I have to find the limit without L'hopital's rule: $$\lim_{x \to 0} \frac{\ln (x^2+1)} {x^2} $$
Is it possible? I thought about using squeeze theorem or something, but it didn't work out.
Hints are more than welcome!
P.S - I didn't study Taylor series or Integrals yet.

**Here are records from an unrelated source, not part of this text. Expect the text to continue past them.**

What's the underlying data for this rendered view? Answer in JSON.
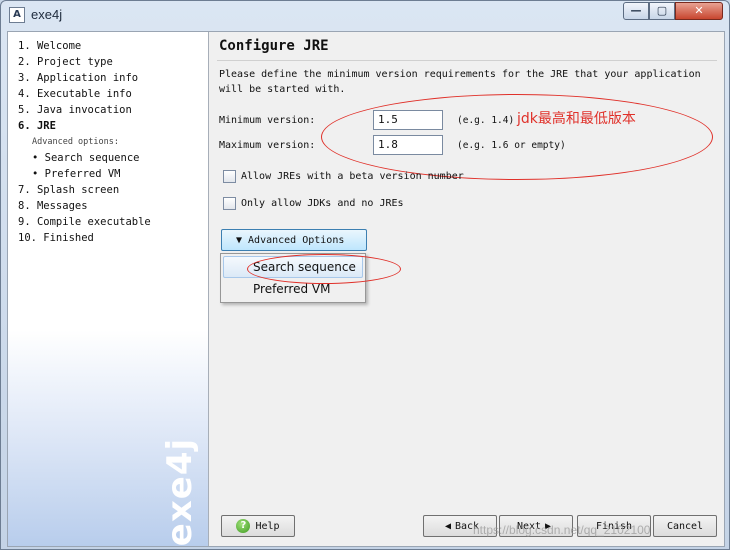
{
  "window": {
    "title": "exe4j",
    "controls": {
      "minimize": "—",
      "maximize": "▢",
      "close": "✕"
    }
  },
  "sidebar": {
    "steps": [
      {
        "label": "1. Welcome",
        "active": false
      },
      {
        "label": "2. Project type",
        "active": false
      },
      {
        "label": "3. Application info",
        "active": false
      },
      {
        "label": "4. Executable info",
        "active": false
      },
      {
        "label": "5. Java invocation",
        "active": false
      },
      {
        "label": "6. JRE",
        "active": true
      }
    ],
    "advanced_header": "Advanced options:",
    "substeps": [
      "• Search sequence",
      "• Preferred VM"
    ],
    "later_steps": [
      "7. Splash screen",
      "8. Messages",
      "9. Compile executable",
      "10. Finished"
    ],
    "brand": "exe4j"
  },
  "main": {
    "title": "Configure JRE",
    "description": "Please define the minimum version requirements for the JRE that your application will be started with.",
    "min_version": {
      "label": "Minimum version:",
      "value": "1.5",
      "hint": "(e.g. 1.4)"
    },
    "max_version": {
      "label": "Maximum version:",
      "value": "1.8",
      "hint": "(e.g. 1.6 or empty)"
    },
    "annotation": "jdk最高和最低版本",
    "checkboxes": [
      {
        "label": "Allow JREs with a beta version number",
        "checked": false
      },
      {
        "label": "Only allow JDKs and no JREs",
        "checked": false
      }
    ],
    "advanced_button": "Advanced Options",
    "dropdown_items": [
      "Search sequence",
      "Preferred VM"
    ]
  },
  "footer": {
    "help": "Help",
    "back": "Back",
    "next": "Next",
    "finish": "Finish",
    "cancel": "Cancel",
    "watermark": "https://blog.csdn.net/qq_2102100"
  },
  "colors": {
    "annotation_red": "#e0312a",
    "accent_blue": "#3c7fb1"
  }
}
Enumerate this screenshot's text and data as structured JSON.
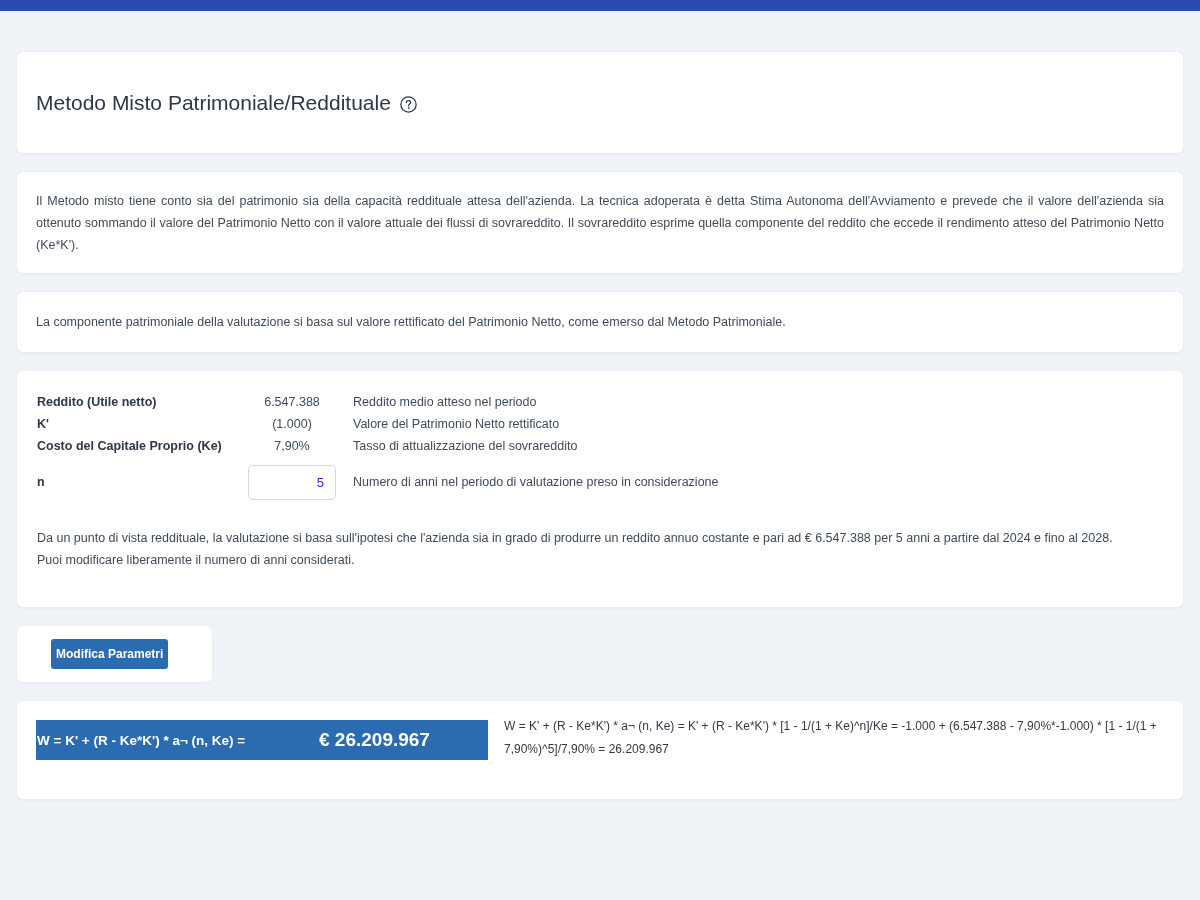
{
  "header": {
    "title": "Metodo Misto Patrimoniale/Reddituale"
  },
  "intro": {
    "text": "Il Metodo misto tiene conto sia del patrimonio sia della capacità reddituale attesa dell'azienda. La tecnica adoperata è detta Stima Autonoma dell'Avviamento e prevede che il valore dell'azienda sia ottenuto sommando il valore del Patrimonio Netto con il valore attuale dei flussi di sovrareddito. Il sovrareddito esprime quella componente del reddito che eccede il rendimento atteso del Patrimonio Netto (Ke*K')."
  },
  "note": {
    "text": "La componente patrimoniale della valutazione si basa sul valore rettificato del Patrimonio Netto, come emerso dal Metodo Patrimoniale."
  },
  "parameters": {
    "rows": [
      {
        "kind": "value",
        "label": "Reddito (Utile netto)",
        "value": "6.547.388",
        "description": "Reddito medio atteso nel periodo"
      },
      {
        "kind": "value",
        "label": "K'",
        "value": "(1.000)",
        "description": "Valore del Patrimonio Netto rettificato"
      },
      {
        "kind": "value",
        "label": "Costo del Capitale Proprio (Ke)",
        "value": "7,90%",
        "description": "Tasso di attualizzazione del sovrareddito"
      },
      {
        "kind": "input",
        "label": "n",
        "value": "5",
        "description": "Numero di anni nel periodo di valutazione preso in considerazione"
      }
    ],
    "summary": [
      "Da un punto di vista reddituale, la valutazione si basa sull'ipotesi che l'azienda sia in grado di produrre un reddito annuo costante e pari ad € 6.547.388 per 5 anni a partire dal 2024 e fino al 2028.",
      "Puoi modificare liberamente il numero di anni considerati."
    ]
  },
  "actions": {
    "button": "Modifica Parametri"
  },
  "result": {
    "label": "W = K' + (R - Ke*K') * a¬ (n, Ke) =",
    "value": "€ 26.209.967",
    "formula": "W = K' + (R - Ke*K') * a¬ (n, Ke) = K' + (R - Ke*K') * [1 - 1/(1 + Ke)^n]/Ke = -1.000 + (6.547.388 - 7,90%*-1.000) * [1 - 1/(1 + 7,90%)^5]/7,90% = 26.209.967"
  }
}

$$\begin{align} \lim_{x \to 0} \frac{\ln (x^2+1)} {x^2}&=\lim_{x \to 0} \ln (x^2+1)^{\frac{1}{x^2}}\\ &=\ln\left(\lim_{x \to 0} (x^2+1)^{\frac{1}{x^2}}\right)\\ &=\ln e=1 \end{align}$$
Let $f(u)=e^u$. With $t=\ln(x^2+1)$ we get
$$\lim_{x \to 0} \frac{\ln (x^2+1)} {x^2}=\lim_{t \to 0} \frac{t-0} {f(t)-f(0)}=\frac{1}{f'(0)}=1.$$
If you know about equivalents, you have
$$\ln(x+1)\underset{x\to 0}{\sim}x$$
so
$$\ln(x^2+1)\underset{x\to 0}{\sim}x^2.$$
Therefore,
$$\lim_{x\to 0} \frac{\ln(x^2+1)}{x^2}=\lim_{x\to0} \frac{x^2}{x^2}=1.$$
With series:
$ \ln(x^2+1)=x^2-\frac{x^4}{2}+\frac{x^6}{3}-+...$ for $|x|<1$,
hence
$\frac{\ln (x^2+1)} {x^2}=1-\frac{x^2}{2}+\frac{x^4}{3}-+... \to 1$ for $x \to 0$